Ayanna Pressley files legislation to fund long COVID care
Researchers estimate that 8 million Americans are suffering from long COVID, facing symptoms like fatigue, brain fog, muscle pain and breathing trouble, to name just a few. To begin addressing this pandemic-induced pandemic of its own, U.S. Rep. Ayanna Pressley is hoping to better fund long COVID care.
“Because there is no federal program focused on providing multidisciplinary treatment and care for folks with long COVID, for many of our long haulers, their physical and mental anguish has only worsened,” she said. “Our first-of-its-kind bill, the Treat Long COVID Act, would address that head-on by investing heavily in creating and expanding long COVID clinics across the country.”
The bill would invest federal funds into several local-level COVID treatment initiatives. It would allow the Department of Health and Human Services to award grants up to $2,000,000 to health care providers, including community health centers, to treat long COVID, and would invest grant funds into new multidisciplinary long COVID clinics to treat the symptoms of the condition, with an emphasis on traditionally underserved populations.
Pressley developed the bill in consultation with the growing long COVID community nationwide, who expressed the importance of staffing these clinics with medical professionals who understand the complexities of long COVID. These clinics would also not deny anyone treatment based on insurance coverage, date or method of diagnosis or previous hospitalization.

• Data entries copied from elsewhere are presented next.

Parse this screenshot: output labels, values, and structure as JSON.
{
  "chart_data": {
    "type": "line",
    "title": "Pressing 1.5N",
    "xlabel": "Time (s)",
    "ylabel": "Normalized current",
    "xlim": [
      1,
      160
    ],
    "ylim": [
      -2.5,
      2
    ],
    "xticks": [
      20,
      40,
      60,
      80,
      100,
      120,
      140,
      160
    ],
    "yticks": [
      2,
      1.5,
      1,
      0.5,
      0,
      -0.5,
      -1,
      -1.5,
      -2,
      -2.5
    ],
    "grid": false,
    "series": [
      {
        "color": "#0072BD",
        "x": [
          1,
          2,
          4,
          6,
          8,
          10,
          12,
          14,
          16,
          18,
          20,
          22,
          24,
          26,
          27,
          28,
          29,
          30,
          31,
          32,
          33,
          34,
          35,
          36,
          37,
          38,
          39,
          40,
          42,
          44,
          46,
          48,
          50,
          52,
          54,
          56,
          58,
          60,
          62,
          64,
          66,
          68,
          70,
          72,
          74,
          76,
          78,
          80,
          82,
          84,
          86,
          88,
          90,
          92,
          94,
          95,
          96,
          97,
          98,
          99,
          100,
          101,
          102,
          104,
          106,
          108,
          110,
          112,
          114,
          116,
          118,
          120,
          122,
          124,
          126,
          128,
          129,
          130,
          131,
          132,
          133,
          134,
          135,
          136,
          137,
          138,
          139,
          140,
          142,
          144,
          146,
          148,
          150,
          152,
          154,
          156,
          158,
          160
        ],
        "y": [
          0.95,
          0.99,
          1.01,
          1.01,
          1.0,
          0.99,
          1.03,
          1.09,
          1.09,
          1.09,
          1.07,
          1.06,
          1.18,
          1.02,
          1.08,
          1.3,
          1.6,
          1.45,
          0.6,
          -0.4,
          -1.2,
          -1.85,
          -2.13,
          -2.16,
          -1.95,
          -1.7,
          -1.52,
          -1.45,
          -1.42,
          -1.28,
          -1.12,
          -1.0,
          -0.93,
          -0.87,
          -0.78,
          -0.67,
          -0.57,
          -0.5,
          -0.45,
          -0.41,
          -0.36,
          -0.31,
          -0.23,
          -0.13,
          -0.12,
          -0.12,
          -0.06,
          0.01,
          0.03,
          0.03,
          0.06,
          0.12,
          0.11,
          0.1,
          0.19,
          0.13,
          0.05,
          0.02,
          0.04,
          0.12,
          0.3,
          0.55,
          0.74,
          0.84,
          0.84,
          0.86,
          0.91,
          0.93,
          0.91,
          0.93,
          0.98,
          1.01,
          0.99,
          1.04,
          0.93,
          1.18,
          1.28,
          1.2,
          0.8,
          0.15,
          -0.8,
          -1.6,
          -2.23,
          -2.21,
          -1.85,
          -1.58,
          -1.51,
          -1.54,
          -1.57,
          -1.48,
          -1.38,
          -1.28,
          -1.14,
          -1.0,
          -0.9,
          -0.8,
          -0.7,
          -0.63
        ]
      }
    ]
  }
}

Netia McCray, a long-hauler from Roxbury, described her debilitating symptoms in detail. “The inability to do simple math, the confusion, the short term memory loss, the seizures down to the micro-clots that are responsible for my heart attack have become my long-term COVID-19 symptoms,” she said.
Because the PCR test she received at the time turned out negative, she waited another year and a half to get the proper testing that confirmed she had long COVID. The only recommendations she got for months were to take Tylenol and do yoga.
“Forcing patients to treat serious physiological health issues with Tylenol, positive thinking and yoga is no longer an option,” she said.
The White House also introduced an initiative this week to address long COVID, which will expand research, disability access and medical care for those suffering from the condition. Pressley said she hopes that that initiative would address the gaping need for research into the condition, while her bill tackles the care component.
“For those that are living with cognitive impairments of brain fog, heart palpitations, trauma, physical anguish, we just have to meet their needs,” she said. “Their symptoms and experiences are real, as real as they are. They’re deserving of a real response.”